ERBIL - The Kurdistan Regional Government's (KRG) Coordinator for International Advocacy has responded to a Human Rights Watch report accusing the Kurdish security forces of mistreating young Islamic State (IS) detainees.
HRW released a report on Tuesday in which it claimed that the Kurdistan Region security (Asayish) has tortured children between the ages of 14 to 17 into giving untrue confessions during interrogations, also accusing the Kurdish authorities of not giving the young detainees the access to attorneys.
It claimed that it had interviewed 20 children who were convicted of having ties with the jihadist group at the Women and Children's Reformatory in Kurdistan Region's Erbil province in November, last year.
"KRG security authorities in Erbil have not received any complaints of ill-treatment and torture from the ISIS child detainees," Dindar Zebari, the KRG’s Coordinator for International Advocacy, said in a statement on his Twitter account on Tuesday.

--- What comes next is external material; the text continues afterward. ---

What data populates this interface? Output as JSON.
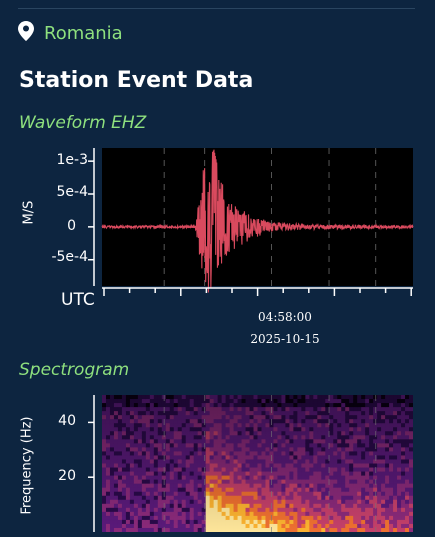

Zebari stressed that they will not tolerate any such mistreatment towards the detainees and that there has not been any so far.
"Ill treatment of children or juveniles on behalf of the security or police department is not tolerable or permissible."
The official further explained that when the militant group of IS overran a vast area in Iraq, hundreds of IDPs and Syrian refugees fled to the Kurdistan Region and that it was hard to differentiate between the ordinary civilians and those who had secret ties with the IS.
"For this reason, we had to take certain security measures in order to ensure the security of the people of Kurdistan Region, civilians, the IDPs, and the Syrian refugees as well, but some local and international organizations repeatedly accused the region of mistreating the detainees," he concluded.